Quand rien n’est prévu, tout est possible

Rien ne prédestinait à ce que cette journée du samedi 1 février se passe de cette façon.

Après être revenu de l’île Stewart, je m’apprêtais à remonter la SH6 puis la 94 pour me rendre à Te Anau. Alors que je tendais le pouce depuis une dizaine de minutes, un type me voyant au dernier moment donne un grand coup de volant pour s’arrêter à ma hauteur. Il s’agit de Paul qui m’accueille tout de suite avec un grand sourire. On se présente mutuellement et apprenant ma nationalité, il se met à entonner la Marseillaise.

Ouate the fuck. Sur qui suis-je tombé ?

Je me prends au jeu de la bonne humeur tout en lui posant des questions sur ce qu’il est en train de faire exactement.

I’am a spiderman !

Je ne saisis pas tout de suite son job et lorsqu’il m’explique qu’il veut m’embaucher pour la journée et me montrer son job, je cherche l’entourloupe. Légalement je n’ai pas le droit de travailler mais en même temps, refuser signifie la fin du lift et par là même d’une expérience gâchée.

Il me dit que lui aussi ne me connaît pas et qu’il n’a pas plus de raison de vouloir me faire confiance en laissant sa voiture à portée de main. La méfiance s’envole de fait et j’accepte, libre à lui de me donner ce qu’il veut. En faite, son job consiste à nettoyer les toiles d’araignée. D’une humeur joviale et facétieuse, il se prête facilement au jeu des photos:

Paul chasseur de toiles d'araignée

Paul chasseur de toiles d'araignée

Paul chasseur de toiles d'araignée

C’est tout bête mais son business rapporte. Il intervient dans une très grande partie du Fiordland et du Southland et a une clientèle régulière qu’il visite généralement une fois par an. Par exemple sur cette journée, il se sera fait 1000$ en 8 clients avant imposition. Il m’en laissera une petite part que je me chargerai de convertir partiellement en chips et bières sur un banc le long du lac de Te Anau pour le remercier.

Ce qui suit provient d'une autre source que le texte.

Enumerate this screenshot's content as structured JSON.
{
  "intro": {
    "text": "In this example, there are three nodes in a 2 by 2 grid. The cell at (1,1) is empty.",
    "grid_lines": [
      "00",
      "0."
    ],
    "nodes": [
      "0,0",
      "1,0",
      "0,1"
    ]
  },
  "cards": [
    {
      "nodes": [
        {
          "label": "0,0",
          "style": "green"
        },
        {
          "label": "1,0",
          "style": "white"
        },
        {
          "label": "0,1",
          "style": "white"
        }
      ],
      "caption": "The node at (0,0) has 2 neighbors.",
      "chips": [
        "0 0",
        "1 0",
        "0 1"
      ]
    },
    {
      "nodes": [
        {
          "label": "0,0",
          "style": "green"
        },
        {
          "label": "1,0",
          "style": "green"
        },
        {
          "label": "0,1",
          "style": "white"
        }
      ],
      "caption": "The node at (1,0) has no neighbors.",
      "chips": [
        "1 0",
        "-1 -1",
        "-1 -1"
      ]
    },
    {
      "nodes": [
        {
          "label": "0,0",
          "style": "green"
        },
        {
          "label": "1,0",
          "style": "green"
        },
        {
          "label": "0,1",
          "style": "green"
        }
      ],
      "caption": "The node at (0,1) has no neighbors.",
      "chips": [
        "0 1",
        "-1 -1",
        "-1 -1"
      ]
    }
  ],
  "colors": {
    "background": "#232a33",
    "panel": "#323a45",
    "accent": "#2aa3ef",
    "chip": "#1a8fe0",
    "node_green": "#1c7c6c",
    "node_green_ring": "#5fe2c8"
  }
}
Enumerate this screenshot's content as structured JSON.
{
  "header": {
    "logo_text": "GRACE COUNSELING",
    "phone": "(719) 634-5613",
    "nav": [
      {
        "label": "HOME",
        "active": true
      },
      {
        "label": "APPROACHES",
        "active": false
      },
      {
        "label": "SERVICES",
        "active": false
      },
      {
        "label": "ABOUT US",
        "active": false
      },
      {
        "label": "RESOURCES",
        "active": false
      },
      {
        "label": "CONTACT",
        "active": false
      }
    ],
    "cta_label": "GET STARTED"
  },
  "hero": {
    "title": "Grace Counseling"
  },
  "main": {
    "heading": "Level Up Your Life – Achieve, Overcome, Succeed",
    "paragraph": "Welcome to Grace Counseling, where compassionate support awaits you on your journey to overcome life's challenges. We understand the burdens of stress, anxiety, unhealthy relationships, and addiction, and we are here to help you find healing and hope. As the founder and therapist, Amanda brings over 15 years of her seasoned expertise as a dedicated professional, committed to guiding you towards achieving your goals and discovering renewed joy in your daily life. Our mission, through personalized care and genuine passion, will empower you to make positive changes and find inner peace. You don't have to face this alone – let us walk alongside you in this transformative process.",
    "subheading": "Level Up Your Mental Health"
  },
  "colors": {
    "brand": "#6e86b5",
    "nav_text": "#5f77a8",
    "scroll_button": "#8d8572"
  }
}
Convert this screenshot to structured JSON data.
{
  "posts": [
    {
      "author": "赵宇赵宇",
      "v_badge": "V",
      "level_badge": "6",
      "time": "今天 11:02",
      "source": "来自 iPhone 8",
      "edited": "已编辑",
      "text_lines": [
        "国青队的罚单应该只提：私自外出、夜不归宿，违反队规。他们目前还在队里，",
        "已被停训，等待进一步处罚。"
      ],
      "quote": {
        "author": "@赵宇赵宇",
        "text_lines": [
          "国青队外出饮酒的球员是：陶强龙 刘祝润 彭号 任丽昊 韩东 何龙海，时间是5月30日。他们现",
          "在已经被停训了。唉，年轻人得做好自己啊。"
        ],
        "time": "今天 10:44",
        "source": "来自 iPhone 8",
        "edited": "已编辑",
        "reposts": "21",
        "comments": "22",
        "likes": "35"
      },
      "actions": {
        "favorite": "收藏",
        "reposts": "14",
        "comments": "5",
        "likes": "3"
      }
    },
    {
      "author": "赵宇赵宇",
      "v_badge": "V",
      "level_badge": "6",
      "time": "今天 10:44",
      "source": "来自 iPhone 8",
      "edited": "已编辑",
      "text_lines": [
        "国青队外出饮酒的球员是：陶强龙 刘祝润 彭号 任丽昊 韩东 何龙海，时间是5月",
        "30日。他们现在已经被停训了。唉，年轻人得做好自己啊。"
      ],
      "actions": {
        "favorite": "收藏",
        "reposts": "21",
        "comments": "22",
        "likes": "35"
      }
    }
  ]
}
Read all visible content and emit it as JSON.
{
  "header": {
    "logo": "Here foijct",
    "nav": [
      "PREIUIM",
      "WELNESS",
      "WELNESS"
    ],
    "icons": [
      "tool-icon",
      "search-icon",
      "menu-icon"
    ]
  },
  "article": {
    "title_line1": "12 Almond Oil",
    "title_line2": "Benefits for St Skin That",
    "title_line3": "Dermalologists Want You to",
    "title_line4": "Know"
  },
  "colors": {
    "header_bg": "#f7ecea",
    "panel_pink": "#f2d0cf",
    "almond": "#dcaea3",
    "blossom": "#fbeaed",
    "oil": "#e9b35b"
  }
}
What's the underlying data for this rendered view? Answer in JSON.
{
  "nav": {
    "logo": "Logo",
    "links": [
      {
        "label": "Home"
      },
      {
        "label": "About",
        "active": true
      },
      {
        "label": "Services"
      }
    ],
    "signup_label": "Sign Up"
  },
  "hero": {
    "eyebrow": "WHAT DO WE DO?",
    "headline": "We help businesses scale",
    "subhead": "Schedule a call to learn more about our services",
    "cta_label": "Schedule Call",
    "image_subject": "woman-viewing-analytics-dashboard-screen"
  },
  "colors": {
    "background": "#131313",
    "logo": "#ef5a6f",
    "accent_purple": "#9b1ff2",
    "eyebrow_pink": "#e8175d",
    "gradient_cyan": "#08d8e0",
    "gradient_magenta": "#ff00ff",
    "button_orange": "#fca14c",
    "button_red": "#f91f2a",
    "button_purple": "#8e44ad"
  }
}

Nous en profitons pour prolonger la rencontre, il m’apprend qu’il a été marié deux fois, qu’il prend la vie avec sourire et qu’il est supra fier de son frère, songwriter populaire (pour le voir en action, c’est ici).

Et comme toute bonne chose a une fin, Paul repart chez lui en me disant de l’appeler lors de mon passage à Queenstown.

Je ne le reverrais pas, les rencontres sont si instantanées et éphémères que mon texto de nouvelles ne recevra aucune réponse.